Da fällt mir auf, dass ich für die Statistik noch vier Monate als junger Anwalt gelte. Ob ich mich so fühle, ist eine ganz andere Frage :-)

NEIDISCH

Heute freue ich mich auf Zugfahrt nach Hamburg. Weil ich ausnahmsweise mal nicht die üblichen Schriftsätze ins Notebook hacke, die sich so gut für Zugfahrten eignen. Anspruchsschreiben in Unfallsachen. Verteidigungsschriften wegen Schwarzfahrens, Hasch und Straßenraub. Also alles, was stieläugige Sitznachbarn aus dem gleichen Metier – Fernzüge sind ja fest in Anwaltshand – nicht unbedingt in Ehrfurcht erstarren lässt.

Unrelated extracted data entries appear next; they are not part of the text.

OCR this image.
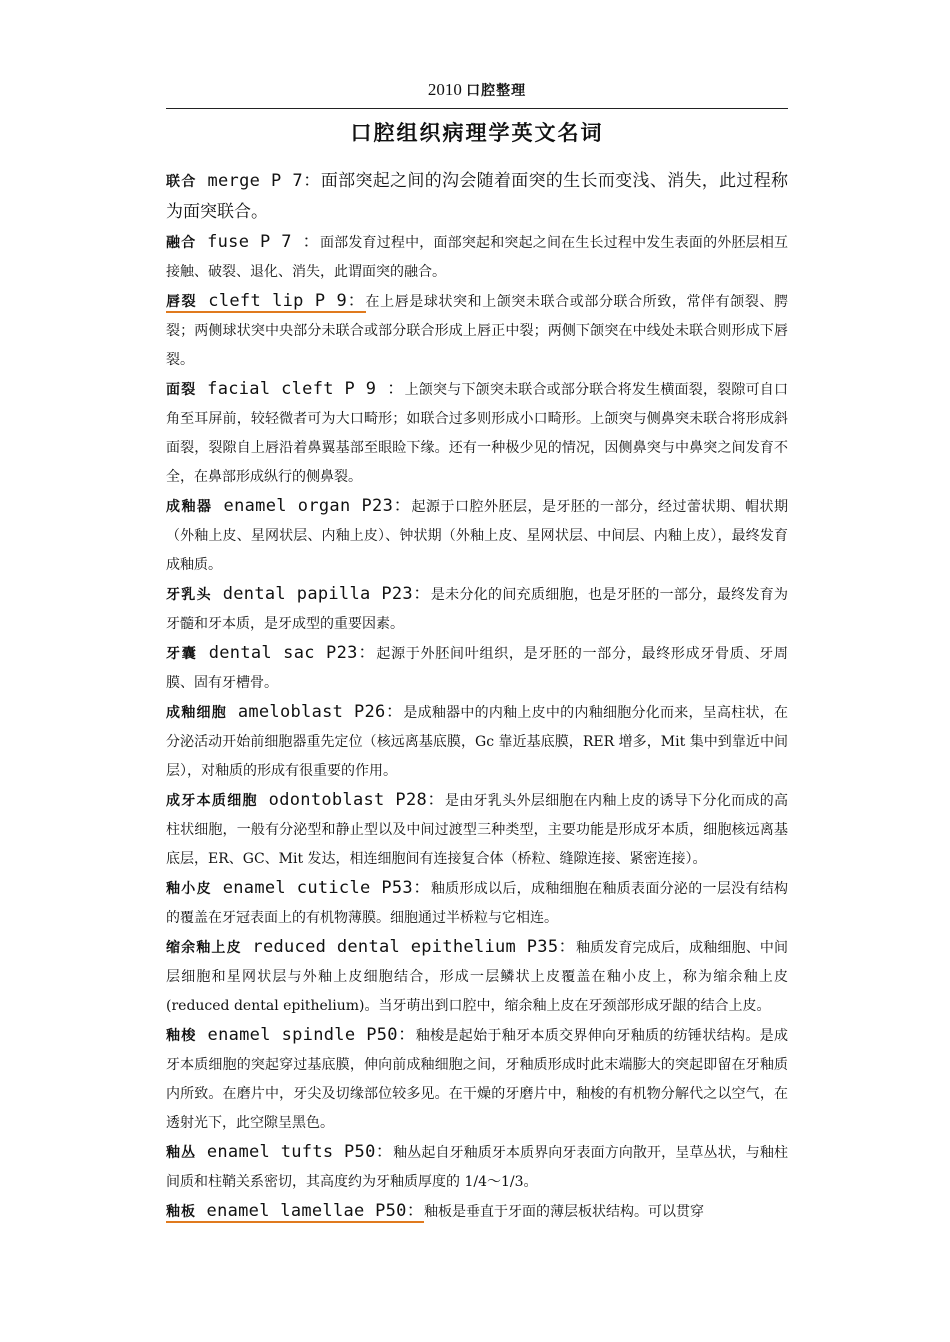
2010 口腔整理
口腔组织病理学英文名词

联合 merge P 7：面部突起之间的沟会随着面突的生长而变浅、消失，此过程称为面突联合。

融合 fuse P 7 ：面部发育过程中，面部突起和突起之间在生长过程中发生表面的外胚层相互接触、破裂、退化、消失，此谓面突的融合。

唇裂 cleft lip P 9：在上唇是球状突和上颌突未联合或部分联合所致，常伴有颌裂、腭裂；两侧球状突中央部分未联合或部分联合形成上唇正中裂；两侧下颌突在中线处未联合则形成下唇裂。

面裂 facial cleft P 9 ：上颌突与下颌突未联合或部分联合将发生横面裂，裂隙可自口角至耳屏前，较轻微者可为大口畸形；如联合过多则形成小口畸形。上颌突与侧鼻突未联合将形成斜面裂，裂隙自上唇沿着鼻翼基部至眼睑下缘。还有一种极少见的情况，因侧鼻突与中鼻突之间发育不全，在鼻部形成纵行的侧鼻裂。

成釉器 enamel organ P23：起源于口腔外胚层，是牙胚的一部分，经过蕾状期、帽状期（外釉上皮、星网状层、内釉上皮）、钟状期（外釉上皮、星网状层、中间层、内釉上皮），最终发育成釉质。

牙乳头 dental papilla P23：是未分化的间充质细胞，也是牙胚的一部分，最终发育为牙髓和牙本质，是牙成型的重要因素。

牙囊 dental sac P23：起源于外胚间叶组织，是牙胚的一部分，最终形成牙骨质、牙周膜、固有牙槽骨。

成釉细胞 ameloblast P26：是成釉器中的内釉上皮中的内釉细胞分化而来，呈高柱状，在分泌活动开始前细胞器重先定位（核远离基底膜，Gc 靠近基底膜，RER 增多，Mit 集中到靠近中间层），对釉质的形成有很重要的作用。

成牙本质细胞 odontoblast P28：是由牙乳头外层细胞在内釉上皮的诱导下分化而成的高柱状细胞，一般有分泌型和静止型以及中间过渡型三种类型，主要功能是形成牙本质，细胞核远离基底层，ER、GC、Mit 发达，相连细胞间有连接复合体（桥粒、缝隙连接、紧密连接）。

釉小皮 enamel cuticle P53：釉质形成以后，成釉细胞在釉质表面分泌的一层没有结构的覆盖在牙冠表面上的有机物薄膜。细胞通过半桥粒与它相连。

缩余釉上皮 reduced dental epithelium P35：釉质发育完成后，成釉细胞、中间层细胞和星网状层与外釉上皮细胞结合，形成一层鳞状上皮覆盖在釉小皮上，称为缩余釉上皮(reduced dental epithelium)。当牙萌出到口腔中，缩余釉上皮在牙颈部形成牙龈的结合上皮。

釉梭 enamel spindle P50：釉梭是起始于釉牙本质交界伸向牙釉质的纺锤状结构。是成牙本质细胞的突起穿过基底膜，伸向前成釉细胞之间，牙釉质形成时此末端膨大的突起即留在牙釉质内所致。在磨片中，牙尖及切缘部位较多见。在干燥的牙磨片中，釉梭的有机物分解代之以空气，在透射光下，此空隙呈黑色。

釉丛 enamel tufts P50：釉丛起自牙釉质牙本质界向牙表面方向散开，呈草丛状，与釉柱间质和柱鞘关系密切，其高度约为牙釉质厚度的 1/4～1/3。

釉板 enamel lamellae P50：釉板是垂直于牙面的薄层板状结构。可以贯穿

Heute male ich zur Abwechslung mal eine Klageerwiderung. Streitwert: 8,5 Millionen. Ich wünschte, der Stieselskopp von neulich säße wieder neben mir. Der Associate spielte die ganze Zeit mit seinem Blackberry und verkündete dann ungefragt: „Hach, Herr Kollege, wenn ich Sie so rackern sehe, bin ich doch froh, dass ich es in ein größeres Büro geschafft habe. Wir arbeiten immer nur an einem Fall zur gleichen Zeit.“

Heute wäre das anders. Garantiert.

KONTROLLE

In der U-Bahn hält mir ein ziemlich abgerissener Typ einen Zettel hin. „Fahrausweiskontrolle. Ticket, bitte.“ Im ersten Augenblick kann ich mir wirklich nicht vorstellen, dass das ein echter Kontrolleur ist. Ich gucke mir also den „Ausweis“ an. Ein babyblaues Papier, direkt aus dem Nadeldrucker. „Rheinbahn“ steht oben und „Ausweiskontrolle“ unten.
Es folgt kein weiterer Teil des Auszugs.